JURIDIQUEPublié le 01/07/2026
Obligation de secret ou de confidentialité
JURIDIQUE
OBLIGATION DE SECRET OU DE CONFIDENTIALITÉ
Le syndicat national du travail temporaire CFTC a publié sur son site internet CFTC-Intérim Manpower un article intitulé « Manpower France : une entreprise parasitée par la gouvernance spéculative et financière de ses dirigeants », reprenant un avis rendu par le comité social et économique central à l'occasion de sa consultation sur la situation économique et financière de l'entreprise.
L'employeur a alors saisi le juge des référés aux fins de voir ordonner le retrait de cette publication estimant que celle-ci reprenait des informations confidentielles transmises au CSE.
Les juridictions du fond ayant donné raison à l'employeur, le Syndicat s'est pourvu en cassation en faisant valoir la liberté d'expression garantie par l'article 10 de la Convention de sauvegarde des droits de l'homme et des libertés fondamentales.

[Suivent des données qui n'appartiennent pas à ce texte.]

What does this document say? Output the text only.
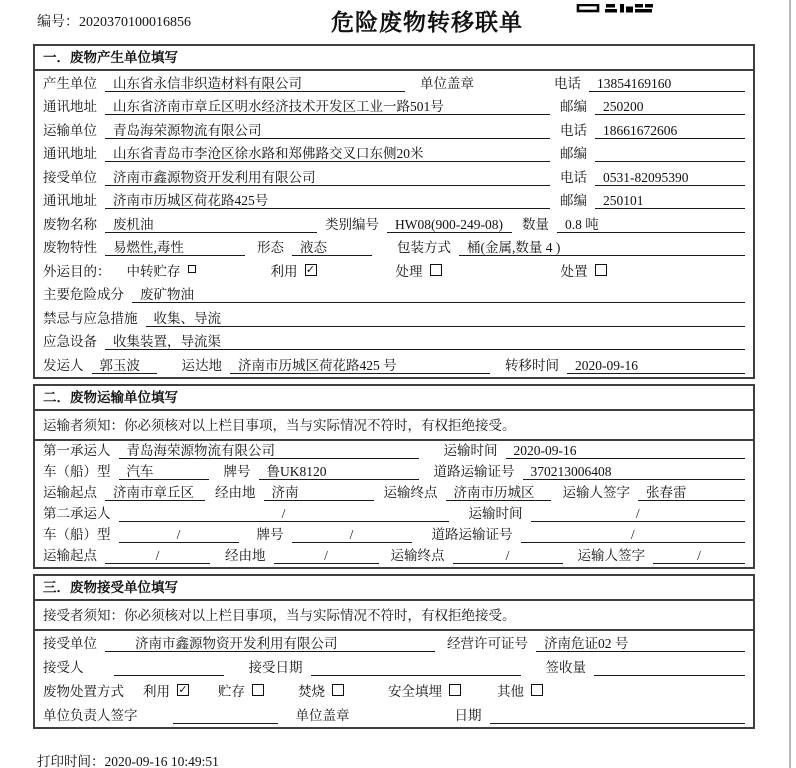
编号：2020370100016856	危险废物转移联单
一．废物产生单位填写
产生单位	山东省永信非织造材料有限公司	单位盖章	电话	13854169160
通讯地址	山东省济南市章丘区明水经济技术开发区工业一路501号	邮编	250200
运输单位	青岛海荣源物流有限公司	电话	18661672606
通讯地址	山东省青岛市李沧区徐水路和郑佛路交叉口东侧20米	邮编
接受单位	济南市鑫源物资开发利用有限公司	电话	0531-82095390
通讯地址	济南市历城区荷花路425号	邮编	250101
废物名称	废机油	类别编号	HW08(900-249-08)	数量	0.8 吨
废物特性	易燃性,毒性	形态	液态	包装方式	桶(金属,数量 4 )
外运目的： 中转贮存	利用 ✓	处理	处置
主要危险成分	废矿物油
禁忌与应急措施	收集、导流
应急设备	收集装置，导流渠
发运人	郭玉波	运达地	济南市历城区荷花路425 号	转移时间	2020-09-16
二．废物运输单位填写
运输者须知：你必须核对以上栏目事项，当与实际情况不符时，有权拒绝接受。
第一承运人	青岛海荣源物流有限公司	运输时间	2020-09-16
车（船）型	汽车	牌号	鲁UK8120	道路运输证号	370213006408
运输起点	济南市章丘区	经由地	济南	运输终点	济南市历城区	运输人签字	张春雷
第二承运人	/	运输时间	/
车（船）型	/	牌号	/	道路运输证号	/
运输起点	/	经由地	/	运输终点	/	运输人签字	/
三．废物接受单位填写
接受者须知：你必须核对以上栏目事项，当与实际情况不符时，有权拒绝接受。
接受单位	济南市鑫源物资开发利用有限公司	经营许可证号	济南危证02 号
接受人	接受日期	签收量
废物处置方式 利用 ✓ 贮存	焚烧	安全填埋	其他
单位负责人签字	单位盖章	日期
打印时间：2020-09-16 10:49:51
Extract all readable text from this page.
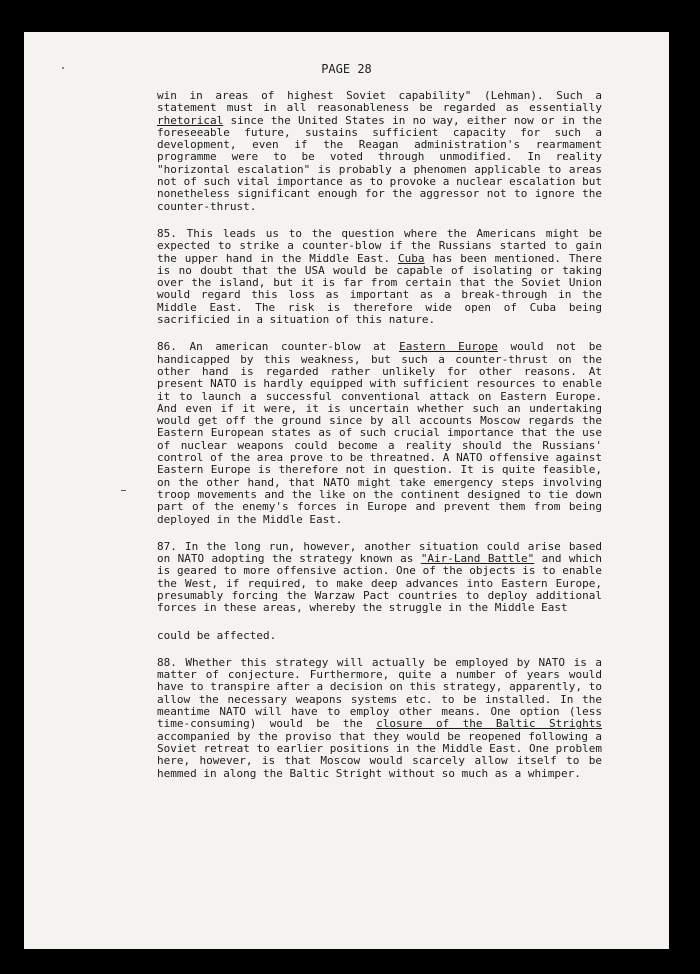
PAGE 28

win in areas of highest Soviet capability" (Lehman). Such a statement must in all reasonableness be regarded as essentially rhetorical since the United States in no way, either now or in the foreseeable future, sustains sufficient capacity for such a development, even if the Reagan administration's rearmament programme were to be voted through unmodified. In reality "horizontal escalation" is probably a phenomen applicable to areas not of such vital importance as to provoke a nuclear escalation but nonetheless significant enough for the aggressor not to ignore the counter-thrust.

85. This leads us to the question where the Americans might be expected to strike a counter-blow if the Russians started to gain the upper hand in the Middle East. Cuba has been mentioned. There is no doubt that the USA would be capable of isolating or taking over the island, but it is far from certain that the Soviet Union would regard this loss as important as a break-through in the Middle East. The risk is therefore wide open of Cuba being sacrificied in a situation of this nature.

86. An american counter-blow at Eastern Europe would not be handicapped by this weakness, but such a counter-thrust on the other hand is regarded rather unlikely for other reasons. At present NATO is hardly equipped with sufficient resources to enable it to launch a successful conventional attack on Eastern Europe. And even if it were, it is uncertain whether such an undertaking would get off the ground since by all accounts Moscow regards the Eastern European states as of such crucial importance that the use of nuclear weapons could become a reality should the Russians' control of the area prove to be threatned. A NATO offensive against Eastern Europe is therefore not in question. It is quite feasible, on the other hand, that NATO might take emergency steps involving troop movements and the like on the continent designed to tie down part of the enemy's forces in Europe and prevent them from being deployed in the Middle East.

87. In the long run, however, another situation could arise based on NATO adopting the strategy known as "Air-Land Battle" and which is geared to more offensive action. One of the objects is to enable the West, if required, to make deep advances into Eastern Europe, presumably forcing the Warzaw Pact countries to deploy additional forces in these areas, whereby the struggle in the Middle East

could be affected.

88. Whether this strategy will actually be employed by NATO is a matter of conjecture. Furthermore, quite a number of years would have to transpire after a decision on this strategy, apparently, to allow the necessary weapons systems etc. to be installed. In the meantime NATO will have to employ other means. One option (less time-consuming) would be the closure of the Baltic Strights accompanied by the proviso that they would be reopened following a Soviet retreat to earlier positions in the Middle East. One problem here, however, is that Moscow would scarcely allow itself to be hemmed in along the Baltic Stright without so much as a whimper.
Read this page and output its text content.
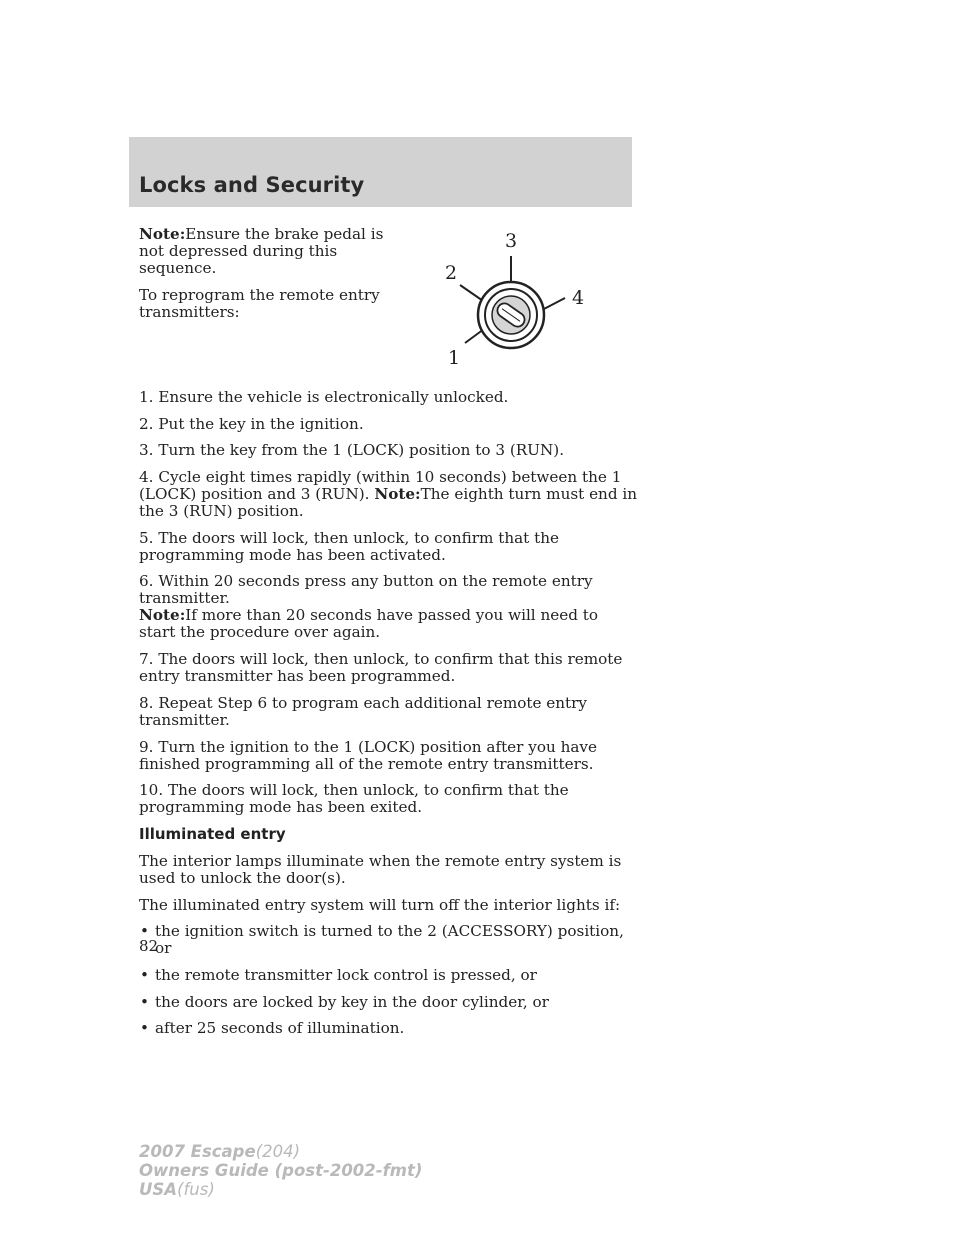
Locks and Security

Note:Ensure the brake pedal is not depressed during this sequence.

To reprogram the remote entry transmitters:

3
2
4
1

1. Ensure the vehicle is electronically unlocked.

2. Put the key in the ignition.

3. Turn the key from the 1 (LOCK) position to 3 (RUN).

4. Cycle eight times rapidly (within 10 seconds) between the 1 (LOCK) position and 3 (RUN). Note:The eighth turn must end in the 3 (RUN) position.

5. The doors will lock, then unlock, to confirm that the programming mode has been activated.

6. Within 20 seconds press any button on the remote entry transmitter.
Note:If more than 20 seconds have passed you will need to start the procedure over again.

7. The doors will lock, then unlock, to confirm that this remote entry transmitter has been programmed.

8. Repeat Step 6 to program each additional remote entry transmitter.

9. Turn the ignition to the 1 (LOCK) position after you have finished programming all of the remote entry transmitters.

10. The doors will lock, then unlock, to confirm that the programming mode has been exited.

Illuminated entry

The interior lamps illuminate when the remote entry system is used to unlock the door(s).

The illuminated entry system will turn off the interior lights if:

• the ignition switch is turned to the 2 (ACCESSORY) position, or
• the remote transmitter lock control is pressed, or
• the doors are locked by key in the door cylinder, or
• after 25 seconds of illumination.

82

2007 Escape(204)
Owners Guide (post-2002-fmt)
USA(fus)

La chambre sociale rejette le pourvoi en estimant que l'article 10 de la Convention de sauvegarde des droits de l'homme et des libertés fondamentales, prévoit que l'exercice de la liberté d'expression « peut être soumis à certaines formalités, conditions, restrictions ou sanctions prévues par la loi, qui constituent des mesures nécessaires, dans une société démocratique, (…) à la protection de la réputation ou des droits d'autrui, pour empêcher la divulgation d'informations confidentielles » et que l'article 1er de la loi n° 2004-575 du 21 juin 2004 pour la confiance dans l'économie numérique permet également de limiter l'exercice de la liberté de communication électronique pour la protection de la liberté et de la propriété d'autrui.
L'arrêt du 1er avril 2026, dans une continuité de l'application du principe de proportionnalité, met ainsi en balance la liberté d'expression syndicale et les intérêts légitimes de l'employeur lorsque la diffusion porte sur des informations dûment qualifiées de confidentielles par l'employeur et dont la divulgation est de nature à causer un préjudice concurrentiel.
Bien que restant un arrêt d'espèce et donc peu important– en l'absence de toute publication à son bulletin ou sur son site internet par la Cour de cassation – cette décision est toutefois l'occasion de rappeler le contour de la liberté d'expression syndicale (I) et ses limites en raison du caractère confidentiel de certaines informations (II), l'existence de deux libertés antagonistes imposant l'application du principe de proportionnalité (III).
I. Le contour de la liberté d'expression syndicale
La liberté syndicale, dont la liberté d'expression est une composante, est reconnue et protégée par de nombreuses normes aussi bien internes qu'internationales.
Un arrêt de la Cour de cassation du 25 septembre 2024 (Soc., 25 septembre 2024, n° 23-16.941) rendu dans le cadre de la contestation de la qualité d'organisation syndicale aux Gilets Jaunes synthétise parfaitement le corpus normatif important garantissant cette liberté : « la liberté syndicale est consacrée par les articles 2, 3 et 8 de la Convention n° 87 de l'Organisation internationale du travail, l'article 11 de la Convention de sauvegarde des droits de l'homme et des libertés fondamentales et l'alinéa 6 du préambule de la Constitution du 27 octobre 1946 ».